Hiding our sins never works, but confession will bring happiness.

How to Get There

  • This message mainly focuses on the first five verses, but the rest can be used to help talk about what happens when we have confessed our sins.
  • Confession is not only good for the soul but king David says it is good for the body and mind as well.
  • David learned when covering up his affair with Bathsheba that that silence has a high price and that honest confession produces astounding benefits.
  • We naturally don't want to own up to our own sins that we should be confessing, but this Psalm is all about the benefit of owning up to those sins and the price of not doing so.
  • The main benefit of honest confession is true happiness. That's what the Hebrew term for “blessed” means. It's about the overflowing of grace from God, in this case on those who confess their sins.
  • This confession brings this deep happiness because we are reconciled with God and can be in a right relationship with God.
    • When we sin, we hurt others but ultimately the offense is against God, creating separation and alienation.
    • Without confession, this alienation will become an eternal separation.
  • Confession brings complete forgiveness and reconciliation with God.
  • The first two verses have three different words for sin. Basically they are those of omission, commission, and just plain wickedness.
  • All forms of sins can be forgiven when we confess.

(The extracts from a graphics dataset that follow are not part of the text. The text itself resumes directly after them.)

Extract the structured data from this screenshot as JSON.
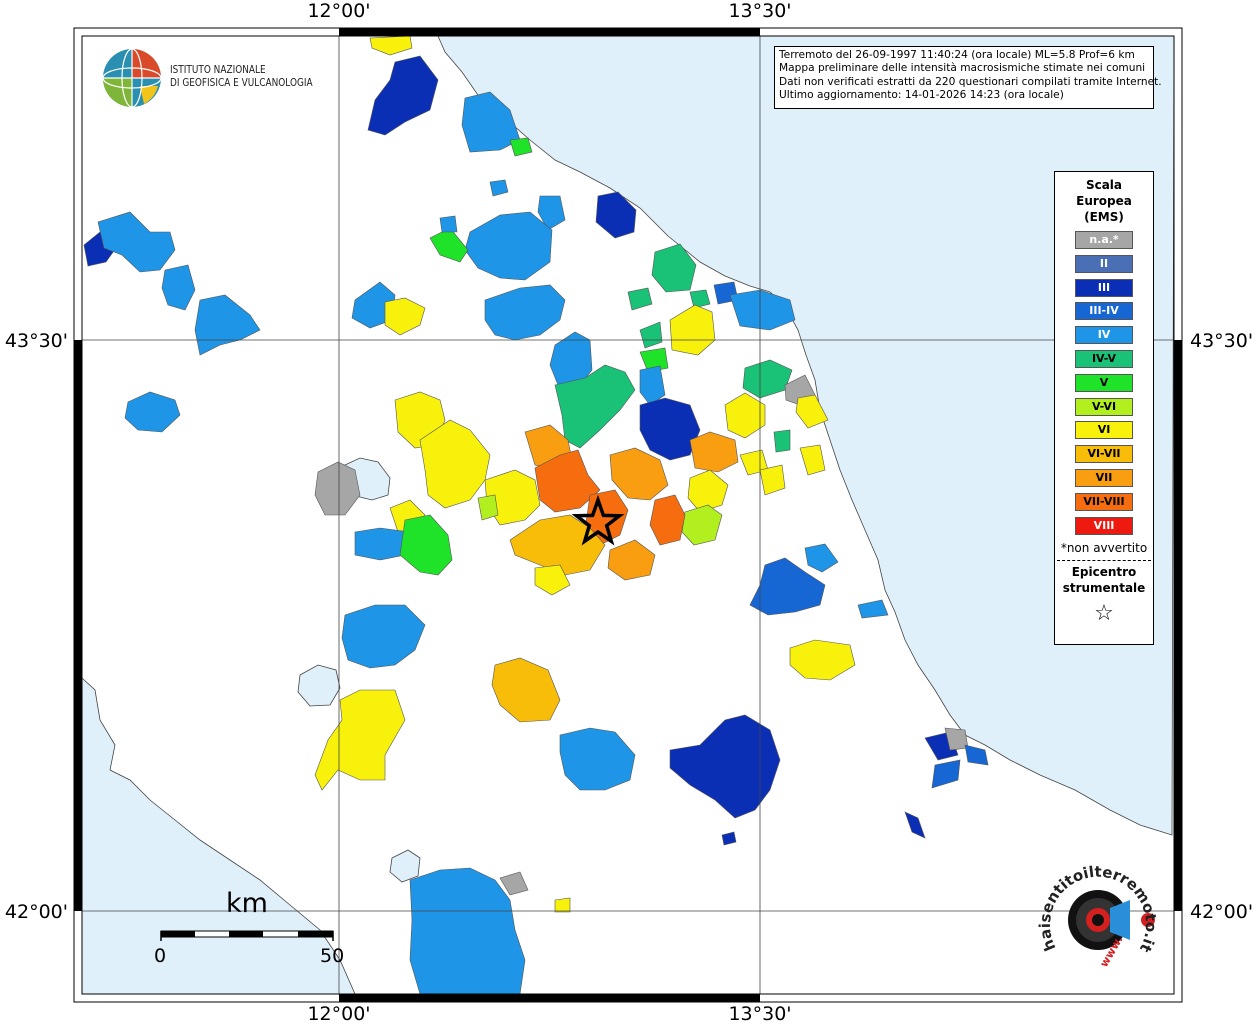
{
  "map": {
    "coordinates": {
      "lon_left": "12°00'",
      "lon_right": "13°30'",
      "lat_top": "43°30'",
      "lat_bottom": "42°00'"
    },
    "colors": {
      "sea": "#dff0fb",
      "land": "#ffffff",
      "lake": "#dff0fb"
    }
  },
  "logo": {
    "line1": "ISTITUTO NAZIONALE",
    "line2": "DI GEOFISICA E VULCANOLOGIA"
  },
  "info": {
    "line1": "Terremoto del 26-09-1997 11:40:24 (ora locale) ML=5.8 Prof=6 km",
    "line2": "Mappa preliminare delle intensità macrosismiche stimate nei comuni",
    "line3": "Dati non verificati estratti da 220 questionari compilati tramite Internet.",
    "line4": "Ultimo aggiornamento: 14-01-2026 14:23 (ora locale)"
  },
  "legend": {
    "title1": "Scala",
    "title2": "Europea",
    "title3": "(EMS)",
    "items": [
      {
        "label": "n.a.*",
        "color": "#a6a6a6",
        "text_color": "#ffffff"
      },
      {
        "label": "II",
        "color": "#4a6fb5",
        "text_color": "#ffffff"
      },
      {
        "label": "III",
        "color": "#0b2fb4",
        "text_color": "#ffffff"
      },
      {
        "label": "III-IV",
        "color": "#1667d4",
        "text_color": "#ffffff"
      },
      {
        "label": "IV",
        "color": "#1e95e6",
        "text_color": "#ffffff"
      },
      {
        "label": "IV-V",
        "color": "#19c276",
        "text_color": "#000000"
      },
      {
        "label": "V",
        "color": "#1fe328",
        "text_color": "#000000"
      },
      {
        "label": "V-VI",
        "color": "#b2ef1f",
        "text_color": "#000000"
      },
      {
        "label": "VI",
        "color": "#f8f10b",
        "text_color": "#000000"
      },
      {
        "label": "VI-VII",
        "color": "#f8bd08",
        "text_color": "#000000"
      },
      {
        "label": "VII",
        "color": "#f89e10",
        "text_color": "#000000"
      },
      {
        "label": "VII-VIII",
        "color": "#f66d0f",
        "text_color": "#000000"
      },
      {
        "label": "VIII",
        "color": "#ee1a10",
        "text_color": "#ffffff"
      }
    ],
    "note": "*non avvertito",
    "epicenter1": "Epicentro",
    "epicenter2": "strumentale"
  },
  "scale_bar": {
    "unit": "km",
    "min": "0",
    "max": "50"
  },
  "footer_logo": {
    "text": "haisentitoilterremoto.it",
    "url": "www."
  }
}
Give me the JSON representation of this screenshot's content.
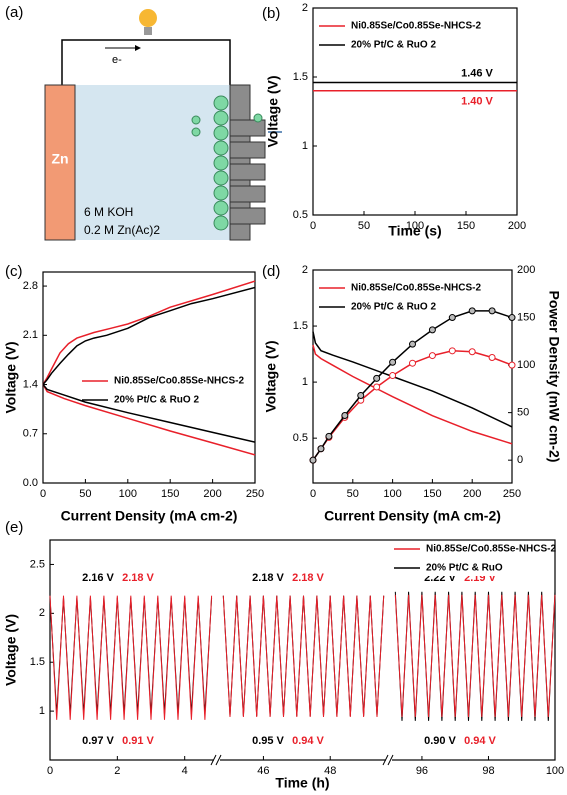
{
  "panel_a": {
    "label": "(a)",
    "electron": "e-",
    "anode": "Zn",
    "electrolyte_1": "6 M KOH",
    "electrolyte_2": "0.2 M Zn(Ac)2"
  },
  "chart_data": [
    {
      "type": "line",
      "panel_label": "(b)",
      "xlabel": "Time (s)",
      "ylabel": "Voltage (V)",
      "xlim": [
        0,
        200
      ],
      "xticks": [
        0,
        50,
        100,
        150,
        200
      ],
      "ylim": [
        0.5,
        2.0
      ],
      "yticks": [
        0.5,
        1.0,
        1.5,
        2.0
      ],
      "series": [
        {
          "name": "Ni0.85Se/Co0.85Se-NHCS-2",
          "color": "#e8202a",
          "x": [
            0,
            200
          ],
          "values": [
            1.4,
            1.4
          ]
        },
        {
          "name": "20% Pt/C & RuO 2",
          "color": "#000000",
          "x": [
            0,
            200
          ],
          "values": [
            1.46,
            1.46
          ]
        }
      ],
      "annotations": [
        "1.40 V",
        "1.46 V"
      ]
    },
    {
      "type": "line",
      "panel_label": "(c)",
      "xlabel": "Current Density (mA cm-2)",
      "ylabel": "Voltage (V)",
      "xlim": [
        0,
        250
      ],
      "xticks": [
        0,
        50,
        100,
        150,
        200,
        250
      ],
      "ylim": [
        0,
        3.0
      ],
      "yticks": [
        {
          "value": 0,
          "label": "0.0"
        },
        0.7,
        1.4,
        2.1,
        2.8
      ],
      "series": [
        {
          "name": "Ni0.85Se/Co0.85Se-NHCS-2",
          "color": "#e8202a",
          "x": [
            0,
            5,
            25,
            50,
            100,
            150,
            200,
            250,
            null,
            0,
            5,
            10,
            20,
            30,
            40,
            60,
            80,
            100,
            125,
            150,
            200,
            250
          ],
          "values": [
            1.4,
            1.3,
            1.2,
            1.1,
            0.92,
            0.74,
            0.57,
            0.4,
            null,
            1.4,
            1.5,
            1.62,
            1.85,
            1.98,
            2.06,
            2.14,
            2.2,
            2.26,
            2.37,
            2.5,
            2.68,
            2.87
          ]
        },
        {
          "name": "20% Pt/C & RuO 2",
          "color": "#000000",
          "x": [
            0,
            5,
            25,
            50,
            100,
            150,
            200,
            250,
            null,
            0,
            5,
            10,
            20,
            30,
            40,
            50,
            60,
            75,
            100,
            125,
            150,
            175,
            200,
            250
          ],
          "values": [
            1.4,
            1.33,
            1.25,
            1.15,
            1.0,
            0.86,
            0.72,
            0.58,
            null,
            1.4,
            1.47,
            1.56,
            1.7,
            1.83,
            1.95,
            2.02,
            2.06,
            2.1,
            2.2,
            2.35,
            2.45,
            2.55,
            2.62,
            2.78
          ]
        }
      ]
    },
    {
      "type": "line",
      "panel_label": "(d)",
      "xlabel": "Current Density (mA cm-2)",
      "ylabel": "Voltage (V)",
      "y2label": "Power Density (mW cm-2)",
      "xlim": [
        0,
        250
      ],
      "xticks": [
        0,
        50,
        100,
        150,
        200,
        250
      ],
      "ylim": [
        0.1,
        2.0
      ],
      "yticks": [
        0.5,
        1.0,
        1.5,
        2.0
      ],
      "y2lim": [
        -24,
        200
      ],
      "y2ticks": [
        0,
        50,
        100,
        150,
        200
      ],
      "series": [
        {
          "name": "Ni0.85Se/Co0.85Se-NHCS-2",
          "color": "#e8202a",
          "x": [
            0,
            3,
            10,
            25,
            50,
            100,
            150,
            200,
            250
          ],
          "values": [
            1.33,
            1.25,
            1.21,
            1.15,
            1.05,
            0.87,
            0.7,
            0.56,
            0.45
          ]
        },
        {
          "name": "20% Pt/C & RuO 2",
          "color": "#000000",
          "x": [
            0,
            3,
            10,
            25,
            50,
            100,
            150,
            200,
            250
          ],
          "values": [
            1.45,
            1.35,
            1.28,
            1.24,
            1.18,
            1.05,
            0.92,
            0.77,
            0.6
          ]
        },
        {
          "color": "#e8202a",
          "axis": "y2",
          "marker": "circle",
          "x": [
            0,
            10,
            20,
            40,
            60,
            80,
            100,
            125,
            150,
            175,
            200,
            225,
            250
          ],
          "values": [
            0,
            12,
            24,
            45,
            63,
            77,
            89,
            102,
            110,
            115,
            114,
            108,
            100
          ]
        },
        {
          "color": "#000000",
          "axis": "y2",
          "marker": "circle",
          "x": [
            0,
            10,
            20,
            40,
            60,
            80,
            100,
            125,
            150,
            175,
            200,
            225,
            250
          ],
          "values": [
            0,
            12,
            25,
            47,
            68,
            86,
            103,
            122,
            137,
            150,
            157,
            157,
            150
          ]
        }
      ]
    },
    {
      "type": "broken-line",
      "panel_label": "(e)",
      "xlabel": "Time (h)",
      "ylabel": "Voltage (V)",
      "ylim": [
        0.5,
        2.75
      ],
      "yticks": [
        1.0,
        1.5,
        2.0,
        2.5
      ],
      "series": [
        {
          "name": "Ni0.85Se/Co0.85Se-NHCS-2",
          "color": "#e8202a"
        },
        {
          "name": "20% Pt/C & RuO",
          "color": "#000000"
        }
      ],
      "segments": [
        {
          "xlim": [
            0,
            4.9
          ],
          "xticks": [
            0,
            2,
            4
          ],
          "x": [
            0,
            0.2,
            0.4,
            0.6,
            0.8,
            1,
            1.2,
            1.4,
            1.6,
            1.8,
            2,
            2.2,
            2.4,
            2.6,
            2.8,
            3,
            3.2,
            3.4,
            3.6,
            3.8,
            4,
            4.2,
            4.4,
            4.6,
            4.8
          ],
          "values": [
            [
              2.18,
              0.91,
              2.18,
              0.91,
              2.18,
              0.91,
              2.18,
              0.91,
              2.18,
              0.91,
              2.18,
              0.91,
              2.18,
              0.91,
              2.18,
              0.91,
              2.18,
              0.91,
              2.18,
              0.91,
              2.18,
              0.91,
              2.18,
              0.91,
              2.18
            ],
            [
              2.16,
              0.97,
              2.16,
              0.97,
              2.16,
              0.97,
              2.16,
              0.97,
              2.16,
              0.97,
              2.16,
              0.97,
              2.16,
              0.97,
              2.16,
              0.97,
              2.16,
              0.97,
              2.16,
              0.97,
              2.16,
              0.97,
              2.16,
              0.97,
              2.16
            ]
          ],
          "annotations": [
            "2.18 V",
            "2.16 V",
            "0.91 V",
            "0.97 V"
          ]
        },
        {
          "xlim": [
            44.7,
            49.7
          ],
          "xticks": [
            46,
            48
          ],
          "x": [
            44.8,
            45,
            45.2,
            45.4,
            45.6,
            45.8,
            46,
            46.2,
            46.4,
            46.6,
            46.8,
            47,
            47.2,
            47.4,
            47.6,
            47.8,
            48,
            48.2,
            48.4,
            48.6,
            48.8,
            49,
            49.2,
            49.4,
            49.6
          ],
          "values": [
            [
              2.18,
              0.94,
              2.18,
              0.94,
              2.18,
              0.94,
              2.18,
              0.94,
              2.18,
              0.94,
              2.18,
              0.94,
              2.18,
              0.94,
              2.18,
              0.94,
              2.18,
              0.94,
              2.18,
              0.94,
              2.18,
              0.94,
              2.18,
              0.94,
              2.18
            ],
            [
              2.18,
              0.95,
              2.18,
              0.95,
              2.18,
              0.95,
              2.18,
              0.95,
              2.18,
              0.95,
              2.18,
              0.95,
              2.18,
              0.95,
              2.18,
              0.95,
              2.18,
              0.95,
              2.18,
              0.95,
              2.18,
              0.95,
              2.18,
              0.95,
              2.18
            ]
          ],
          "annotations": [
            "2.18 V",
            "2.18 V",
            "0.94 V",
            "0.95 V"
          ]
        },
        {
          "xlim": [
            95.1,
            100
          ],
          "xticks": [
            96,
            98,
            100
          ],
          "x": [
            95.2,
            95.4,
            95.6,
            95.8,
            96,
            96.2,
            96.4,
            96.6,
            96.8,
            97,
            97.2,
            97.4,
            97.6,
            97.8,
            98,
            98.2,
            98.4,
            98.6,
            98.8,
            99,
            99.2,
            99.4,
            99.6,
            99.8,
            100
          ],
          "values": [
            [
              2.19,
              0.94,
              2.19,
              0.94,
              2.19,
              0.94,
              2.19,
              0.94,
              2.19,
              0.94,
              2.19,
              0.94,
              2.19,
              0.94,
              2.19,
              0.94,
              2.19,
              0.94,
              2.19,
              0.94,
              2.19,
              0.94,
              2.19,
              0.94,
              2.19
            ],
            [
              2.22,
              0.9,
              2.22,
              0.9,
              2.22,
              0.9,
              2.22,
              0.9,
              2.22,
              0.9,
              2.22,
              0.9,
              2.22,
              0.9,
              2.22,
              0.9,
              2.22,
              0.9,
              2.22,
              0.9,
              2.22,
              0.9,
              2.22,
              0.9,
              2.22
            ]
          ],
          "annotations": [
            "2.19 V",
            "2.22 V",
            "0.94 V",
            "0.90 V"
          ]
        }
      ]
    }
  ]
}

And is there anything better than being forgiven?
  • The great illusion of life is that we can successfully cover up our sin.
  • The pain that David describes in verses 3-4 is not the pain of the sinner, but the pain of the sin concealer.
  • We cannot escape the effects of our deceit when we cover up our sins. Most of us try, but none of us succeed.
  • David mentions physical problems (bones wasting away), a troubled conscience (my groaning all day), a sense of God's displeasure (you hand was heavy on me), and depression (my strength was sapped).
  • Unconfessed sin makes us fugitives from God, and even from ourselves.
  • The good news is that God takes the initiative to save us, to bring us to confession. It is up to us to respond, however, and find that true happiness.

Things to Watch For

This requires some Hebrew work on first two verses, and a working knowledge of David's story, but is overall relatively simple.